Investigative journalist Janet Phelan examines institutional and government indifference to the welfare of individuals in her latest book. She joined guest host Richard Syrett (Twitter) in the first half of the program to report on the 2001 anthrax attacks, the pandemic, and how the public water system is being weaponized against the populace (Related Images). Phelan suggested the relationship between individuals and the government has fundamentally changed over the last couple of decades, and individuals may be in jeopardy.
She described the Biological Weapons Convention as "a treaty in name only because there is no way to enforce it." Phelan revealed Section 817 of the Patriot Act allowed for an expansion of the biological weapons statutes, and gave the United States immunity from violating its own biological weapons laws. She pointed to the 2001 anthrax attacks, as well as the incident in 2015 when the US military shipped live anthrax to labs across the country as evidence of possible nefarious motives.
Phelan reported on what she found in the water system blueprints from Los Angeles, California and Spokane, Washington. The blueprints show two main lines running under the street, but the official blueprints distributed by these cities only show one main line, she explained. The second water line is also connected to the service line and capable of being controlled by remote control valves, Phelan added. She suggested something like a chemical agent could be put into the second water line and distributed to homes across the cities' municipal service areas.
During the latter half of the show, historian Robert W. Sullivan shared his research into occult casting and esoteric symbolism in cinema.

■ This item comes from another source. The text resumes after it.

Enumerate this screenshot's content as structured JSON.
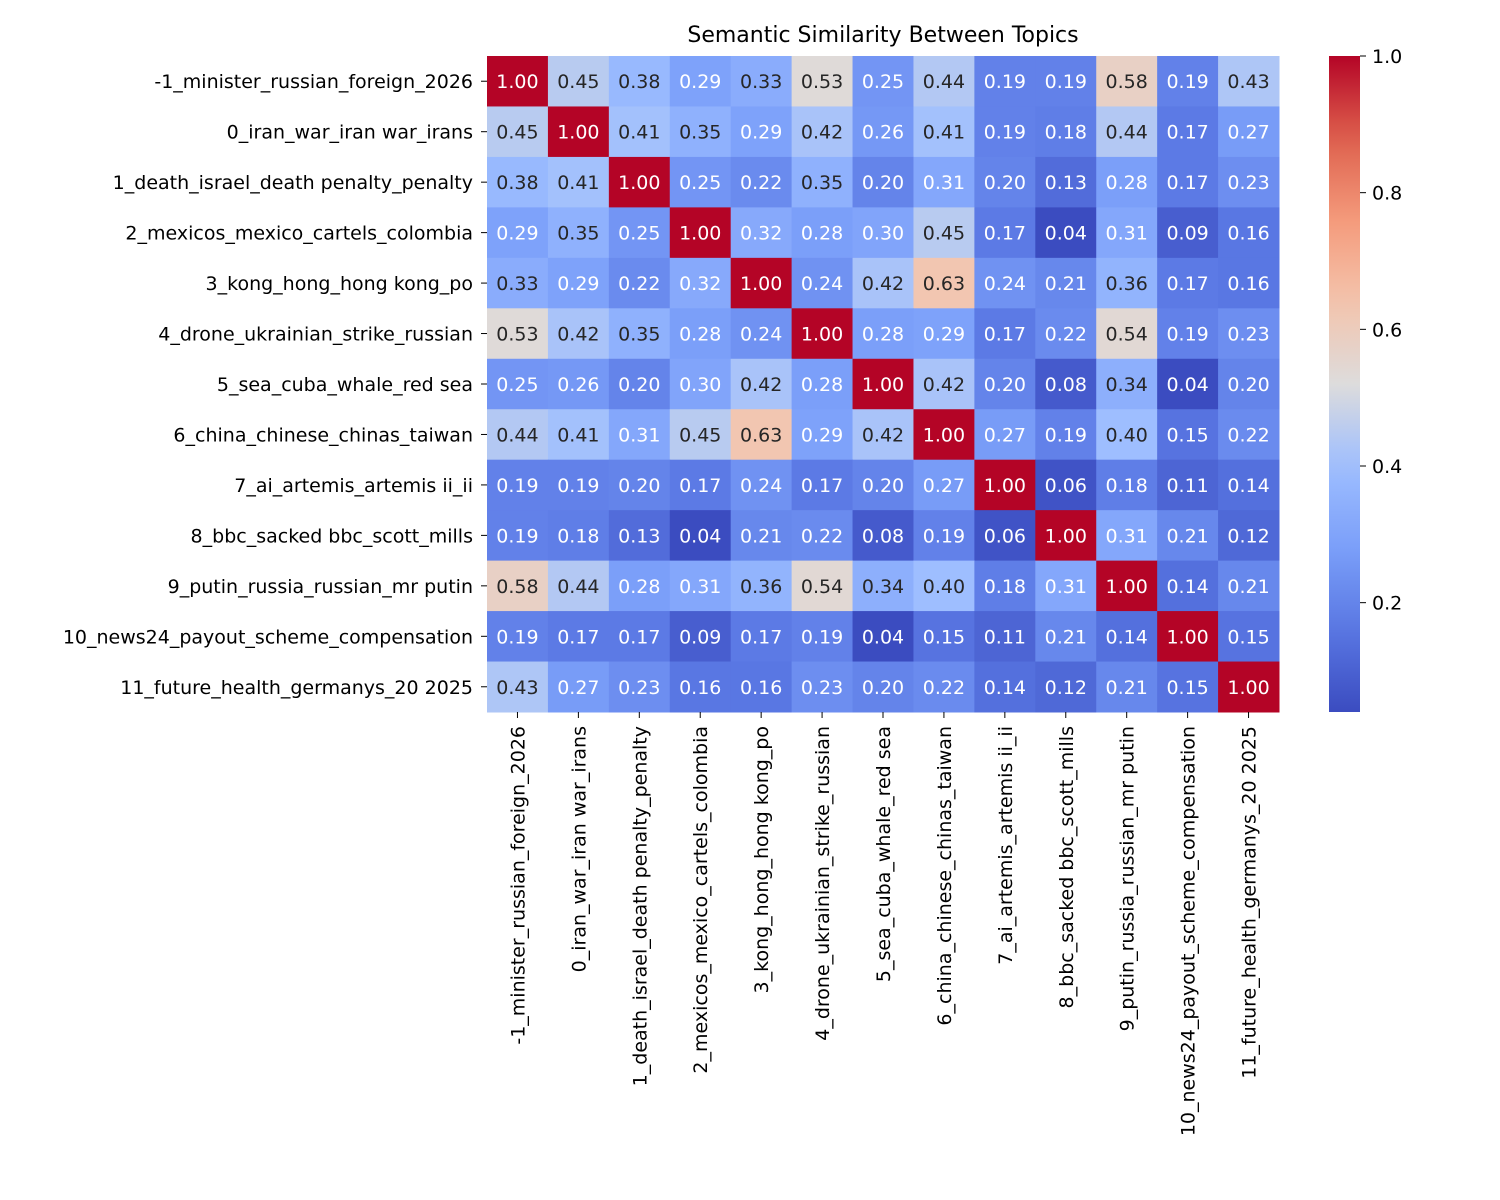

Sophisticated filmmakers often use certain actors to hint at something deeper and add meaning to a scene, he disclosed. "It invests the new film with some sort of hidden undercurrent that the filmmaker is trying to employ or convey to the audience," Sullivan continued.
As an example, he referenced the use of actor Max von Sydow for only a few minutes at the start of Star Wars Episode 7. "The placing of von Sydow in Star Wars Episode 7 is designed to implant in your unconscious mind two other movies von Sydow was in, The Exorcist and Dune," he explained, noting both films show von Sydow's characters confronting a dark evil figure in a desert setting (just as in Episode 7). Using von Sydow transfers those previous films to your unconsciousness mind, Sullivan added.
Stanley Kubrick's The Shining also uses actors and character references to offer deeper insights. According to Sullivan, Kubrick exposed his in role filming fake moon landing footage for NASA by showing Danny Torrance in an Apollo 11 sweater and using the number 237 for a room at the hotel. Another connection involves actor Barry Nelson who played the manager of the Overlook Hotel and was the first actor to play James Bond in a 1954 made-for-television adaptation of Ian Fleming's Casino Royale. Sean Connery, who portrayed Bond in Diamonds Are Forever (and other films) is shown breaking into a top secret government facility where they are faking the moon landing, Sullivan revealed.
He also recounted a wild story about JFK's missing brain, which was apparently secretly removed from the National Archives by Robert Kennedy and placed into JFK's casket just before it was reburied in the plot where it now resides at Arlington National Cemetery.